White flight did not begin in 1967

Mything the point

click to enlarge Detroit, 1966. - Walter  P.  Reuther  Library, Archives  of  Labor  and  Urban  Affairs, Wayne  State University
Walter P. Reuther Library, Archives of Labor and Urban Affairs, Wayne State University
Detroit, 1966.

An often repeated tale in the city’s white suburbs is that Detroit was a great, model city ― and then all those black people burned the city down in 1967 and whites had to leave. Is this accurate?

Harvey Ovshinsky: That is such bullshit. … It makes white people feel better ― and justified ― about leaving. It didn’t help. It was the nail in the coffin. But that coffin was being crafted long before the riots. The riots just made it official, and easy for people to say, “See? I told you so.”

Charles Simmons: Thomas Sugrue explains a lot of it [in his book The Origins of the Urban Crisis]. The structure of the economy going back really to the early 1900s, particularly after World War II, with the highway administration building the highways and the housing administration building the suburbs ― that allowed and encouraged segregated housing. And then the urban renewal just moved us around and took our property and businesses.

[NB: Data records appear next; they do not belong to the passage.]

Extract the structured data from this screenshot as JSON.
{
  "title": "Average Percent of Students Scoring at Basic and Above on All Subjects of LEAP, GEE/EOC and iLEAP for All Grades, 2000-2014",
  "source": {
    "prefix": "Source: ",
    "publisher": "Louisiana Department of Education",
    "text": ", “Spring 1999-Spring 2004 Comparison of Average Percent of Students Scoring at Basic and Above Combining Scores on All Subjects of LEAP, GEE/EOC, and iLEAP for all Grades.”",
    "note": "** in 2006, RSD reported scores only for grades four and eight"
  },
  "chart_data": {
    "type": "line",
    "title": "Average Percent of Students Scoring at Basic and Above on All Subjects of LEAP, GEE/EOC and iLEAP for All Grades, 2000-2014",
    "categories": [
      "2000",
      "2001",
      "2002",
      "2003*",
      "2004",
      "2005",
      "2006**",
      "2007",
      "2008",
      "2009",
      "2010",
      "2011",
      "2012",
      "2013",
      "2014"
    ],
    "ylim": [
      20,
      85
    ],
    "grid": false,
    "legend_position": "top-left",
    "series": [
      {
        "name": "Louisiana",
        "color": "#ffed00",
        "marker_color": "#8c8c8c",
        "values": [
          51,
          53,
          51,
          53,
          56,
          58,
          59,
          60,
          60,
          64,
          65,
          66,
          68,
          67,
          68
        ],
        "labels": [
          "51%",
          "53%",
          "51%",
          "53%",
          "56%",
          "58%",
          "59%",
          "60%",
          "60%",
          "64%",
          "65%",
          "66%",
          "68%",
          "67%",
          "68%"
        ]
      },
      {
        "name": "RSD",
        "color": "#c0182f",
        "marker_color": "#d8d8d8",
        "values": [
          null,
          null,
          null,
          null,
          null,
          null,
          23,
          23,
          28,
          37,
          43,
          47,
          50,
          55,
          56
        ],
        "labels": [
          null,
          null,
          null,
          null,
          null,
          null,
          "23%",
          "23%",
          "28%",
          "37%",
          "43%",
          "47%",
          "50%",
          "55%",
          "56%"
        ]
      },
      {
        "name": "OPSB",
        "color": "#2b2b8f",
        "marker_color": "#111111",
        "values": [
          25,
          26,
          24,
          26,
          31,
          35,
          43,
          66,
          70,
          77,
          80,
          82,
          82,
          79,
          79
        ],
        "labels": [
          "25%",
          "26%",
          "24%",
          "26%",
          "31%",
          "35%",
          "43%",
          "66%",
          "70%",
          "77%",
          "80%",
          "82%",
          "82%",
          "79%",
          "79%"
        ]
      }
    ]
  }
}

Reggie Carter: What happens is oftentimes when people talk about ’67 in subsequent years when Coleman Young got elected, they talk about white flight and try to tag it to the ’67 insurrection and even the election of Coleman Young. In fact, it had been going on for quite some time. … The infrastructure to flee was created long before 1967. Long before Coleman Young. The numbers demonstrate that. Now, certainly, the exit accelerated in the 1950s after World War II and again after the 1967 rebellion. But it had already been going on. And to compound matters, the whole dislocation and disruption of stable black neighborhoods with the creation of expressways helped further that along. I mean, here you had Black Bottom, where you had a lot of self-sustaining black businesses, and then I-75 comes through.

Peter Werbe: The 1967 rebellion didn’t cause white flight; white flight caused the 1967 rebellion.

Harvey Ovshinsky: The disinvestment started much sooner than that. The riot just made it official. It was the poster child for leaving Detroit. It didn’t help. Trust me: Mythology has its sources in truth. If anybody had any concerns or doubts or fears or worries about the future of the city, they were justified and then resolved in their heads.

Frank Joyce: White people create myths to justify the advantages that they have and seek to preserve. The No. 1 myth was that white people hadn’t started leaving Detroit decades before 1967. White flight did not begin on July 24, 1967. There’s a lot of data out there on this. … My parents moved from Detroit to the newly created suburb of Berkley in the late 1940s, and so did lots of other white people. They went to Berkley, to Hazel Park, to Warren. Dearborn was created as a white community many years before 1967. So it’s just ridiculous on its face for white people to believe that this is a phenomenon that all started in 1967. If you’re a young white person today, chances are your grandparents lived in a suburb. Never mind your parents. How is that possible if it all started in 1967? It isn’t. [laughs] The more interesting question is how white people are able to believe such silly things.